Violence increasingly marked American race relations. No longer confined to the anti-black terrorism that struck the southern civil rights movement in the 1950s and 1960s, violence now broke out across the country among blacks in urban riots and among whites protesting new civil rights programs. In the mid-1970s, for instance, protests over the use of busing to integrate public schools in Boston erupted in violence among whites and blacks.
Racial violence in the nation’s cities tainted many white Americans’ perception of the civil rights movement and urban life in general. Civil unrest broke out across the country, but the riots in Watts/Los Angeles (1965), Newark (1967), and Detroit (1967) were most shocking. In each, a physical altercation between white police officers and African Americans spiraled into days of chaos and destruction. Tens of thousands participated in urban riots. Many looted and destroyed white-owned business. There were dozens of deaths, tens of millions of dollars in property damage, and an exodus of white capital that only further isolated urban poverty.
In 1967, President Johnson appointed the Kerner Commission to investigate the causes of America’s riots. Their report became an unexpected bestseller. The Commission cited black frustration with the hopelessness of urban poverty. As the head of the black National Business League testified, “It is to be more than naïve—indeed, it is a little short of sheer madness—for anyone to expect the very poorest of the American poor to remain docile and content in their poverty when television constantly and eternally dangles the opulence of our affluent society before their hungry eyes.” A Newark rioter who looted several boxes of shirts and shoes put it more simply: “They tell us about that pie in the sky but that pie in the sky is too damn high.” But white conservatives blasted the conclusion that white racism and economic hopelessness were to blame for the violence. African Americans wantonly destroying private property, they said, was not a symptom of America’s intractable racial inequalities, but the logical outcome of a liberal culture of permissiveness that tolerated, even encouraged, nihilistic civil disobedience. Many moderates and liberals, meanwhile, saw the explosive violence as a sign African Americans had rejected the nonviolent strategies of the civil rights movement.

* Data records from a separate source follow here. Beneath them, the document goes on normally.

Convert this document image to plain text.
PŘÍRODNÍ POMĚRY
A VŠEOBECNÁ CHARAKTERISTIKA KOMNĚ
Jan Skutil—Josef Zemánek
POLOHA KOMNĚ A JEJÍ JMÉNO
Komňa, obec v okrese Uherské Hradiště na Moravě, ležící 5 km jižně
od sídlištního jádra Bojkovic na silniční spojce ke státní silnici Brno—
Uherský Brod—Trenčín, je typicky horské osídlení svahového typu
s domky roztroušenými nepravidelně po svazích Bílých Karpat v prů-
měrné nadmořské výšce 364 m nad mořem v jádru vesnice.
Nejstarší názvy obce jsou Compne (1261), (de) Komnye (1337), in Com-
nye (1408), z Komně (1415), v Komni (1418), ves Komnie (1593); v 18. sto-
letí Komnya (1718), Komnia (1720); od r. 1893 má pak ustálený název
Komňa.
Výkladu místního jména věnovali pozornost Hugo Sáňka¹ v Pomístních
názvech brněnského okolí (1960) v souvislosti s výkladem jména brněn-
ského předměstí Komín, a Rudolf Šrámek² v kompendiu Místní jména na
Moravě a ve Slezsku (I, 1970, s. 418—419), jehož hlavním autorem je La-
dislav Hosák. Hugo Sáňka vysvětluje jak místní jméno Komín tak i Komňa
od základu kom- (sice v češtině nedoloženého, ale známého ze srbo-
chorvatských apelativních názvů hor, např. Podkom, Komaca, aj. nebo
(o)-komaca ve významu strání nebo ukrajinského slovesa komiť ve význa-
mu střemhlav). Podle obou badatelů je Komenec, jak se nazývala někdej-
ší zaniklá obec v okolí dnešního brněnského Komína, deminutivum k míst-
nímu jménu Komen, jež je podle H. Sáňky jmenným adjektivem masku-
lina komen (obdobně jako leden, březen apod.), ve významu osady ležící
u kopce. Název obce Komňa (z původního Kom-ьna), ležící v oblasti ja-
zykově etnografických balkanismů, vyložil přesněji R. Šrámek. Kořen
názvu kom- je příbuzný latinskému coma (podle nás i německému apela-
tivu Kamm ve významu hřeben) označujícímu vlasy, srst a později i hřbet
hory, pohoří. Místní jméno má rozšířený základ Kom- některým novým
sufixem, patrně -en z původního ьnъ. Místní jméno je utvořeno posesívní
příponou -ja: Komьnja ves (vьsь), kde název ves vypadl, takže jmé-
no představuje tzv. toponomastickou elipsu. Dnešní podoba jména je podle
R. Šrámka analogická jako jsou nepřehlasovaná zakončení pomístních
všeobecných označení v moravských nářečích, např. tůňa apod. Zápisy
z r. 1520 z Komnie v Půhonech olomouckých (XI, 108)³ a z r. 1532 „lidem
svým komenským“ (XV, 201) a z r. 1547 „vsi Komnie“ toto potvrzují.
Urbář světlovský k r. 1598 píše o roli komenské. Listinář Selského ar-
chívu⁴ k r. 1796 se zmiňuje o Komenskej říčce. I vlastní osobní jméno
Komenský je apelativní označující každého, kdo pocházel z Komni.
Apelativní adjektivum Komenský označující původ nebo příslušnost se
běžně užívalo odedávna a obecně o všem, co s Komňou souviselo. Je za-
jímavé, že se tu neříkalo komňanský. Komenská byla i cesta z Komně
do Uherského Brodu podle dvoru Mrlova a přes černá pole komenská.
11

The unrest of the late ’60s did, in fact, reflect a real and growing disillusionment among African Americans with the fate of the civil rights crusade. Political achievements such as the 1964 Civil Rights Act and 1965 Voting Rights Act were indispensable legal preconditions for social and political equality, but the movement’s long (and now often forgotten) goal of economic justice proved as elusive as ever. 1968 found Martin Luther King, Jr., organized the Poor People’s Campaign, a multi-racial struggle to uproot America’s entrenched poverty. “I worked to get these people the right to eat cheeseburgers,” Martin Luther King Jr. supposedly said to Bayard Rustin as they toured the devastation in Watts some years earlier, “and now I’ve got to do something…to help them get the money to buy it.” What good was the right to enter a store without money for purchases?